What if becoming vegetarian depended on your genes?

So it’s decided, you’re going to try going on a vegetarian diet again! It’s not for lack of trying though. But, nothing helps, with each attempt, you end up breaking down and adding animal protein to the menu. It wouldn’t actually be your fault! The reason could be found in… your DNA. In a recent study published in the scientific journal Plos One, American and British researchers explain that “these results confirm the role of genetics in the choice of a vegetarian diet and open the door to future studies aimed at further elucidating the pathways physiological aspects involved in vegetarianism.

One of the authors who participated in the study, Doctor Nabeel Yaseen, professor emeritus of pathology at the Feinberg School of Medicine at Northwestern University, reports more concretely, in a press release, that “Although religious and moral considerations certainly play a major role in motivating people to adopt a vegetarian diet, our data suggest that the ability to adhere to such a diet is limited by genetics.“.
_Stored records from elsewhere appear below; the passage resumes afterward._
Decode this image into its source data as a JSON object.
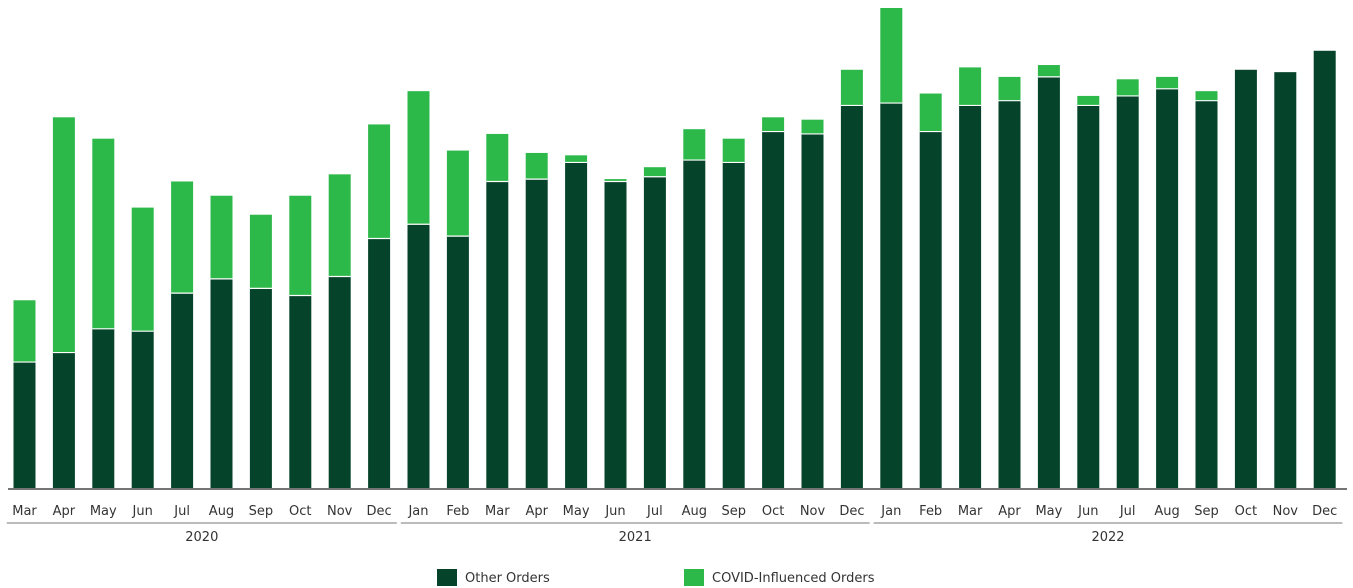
{
  "colors": {
    "other": "#05432a",
    "covid": "#2db84a",
    "axis": "#222222",
    "year_rule": "#777777"
  },
  "chart_data": {
    "type": "bar",
    "stacked": true,
    "categories": [
      "Mar",
      "Apr",
      "May",
      "Jun",
      "Jul",
      "Aug",
      "Sep",
      "Oct",
      "Nov",
      "Dec",
      "Jan",
      "Feb",
      "Mar",
      "Apr",
      "May",
      "Jun",
      "Jul",
      "Aug",
      "Sep",
      "Oct",
      "Nov",
      "Dec",
      "Jan",
      "Feb",
      "Mar",
      "Apr",
      "May",
      "Jun",
      "Jul",
      "Aug",
      "Sep",
      "Oct",
      "Nov",
      "Dec"
    ],
    "groups": [
      {
        "label": "2020",
        "start": 0,
        "end": 9
      },
      {
        "label": "2021",
        "start": 10,
        "end": 21
      },
      {
        "label": "2022",
        "start": 22,
        "end": 33
      }
    ],
    "series": [
      {
        "name": "Other Orders",
        "values": [
          26.5,
          28.5,
          33.5,
          33,
          41,
          44,
          42,
          40.5,
          44.5,
          52.5,
          55.5,
          53,
          64.5,
          65,
          68.5,
          64.5,
          65.5,
          69,
          68.5,
          75,
          74.5,
          80.5,
          81,
          75,
          80.5,
          81.5,
          86.5,
          80.5,
          82.5,
          84,
          81.5,
          88,
          87.5,
          92
        ]
      },
      {
        "name": "COVID-Influenced Orders",
        "values": [
          13,
          49.5,
          40,
          26,
          23.5,
          17.5,
          15.5,
          21,
          21.5,
          24,
          28,
          18,
          10,
          5.5,
          1.5,
          0.5,
          2,
          6.5,
          5,
          3,
          3,
          7.5,
          20,
          8,
          8,
          5,
          2.5,
          2,
          3.5,
          2.5,
          2,
          0,
          0,
          0
        ]
      }
    ],
    "legend_position": "bottom-center",
    "grid": false,
    "xlabel": "",
    "ylabel": "",
    "ylim": [
      0,
      101
    ]
  }
}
Certain lipid components only in meat

In this case, it is a question of understanding the important role that lipids play in the metabolism of consumers. Some people actually couldn’t live without it. Several genes have been identified as being associated with vegetarianism. Some of them are involved when the body synthesizes lipids while they are also involved in brain function. “Complex lipids are one area where plant products differ from meat“, details the researcher. And to speculate”meat could contain lipid components that some people need. And perhaps people whose genetics favor vegetarianism are able to synthesize these components endogenously. However, at the moment this is just speculation and there is still much work to be done to understand the physiology of vegetarianism“.

To obtain these conclusions, the work consisted of comparing the genetic data of 5,324 vegetarians, consuming nothing other than plants, to 329,455 “guinea pigs” who eat meat. The composition of meals eaten between 2006 and 2019 was analyzed to provide as many elements as possible for comparison.

Genetics and food preferences: surprising research

Note that this is not the first time that a link between genetics and food preferences has been established. A previous study, published in the journal Nature, shed light on why some consumers hate coriander. Two genes had been identified, one related to the appreciation of odors and the other responsible for the link between taste and smell.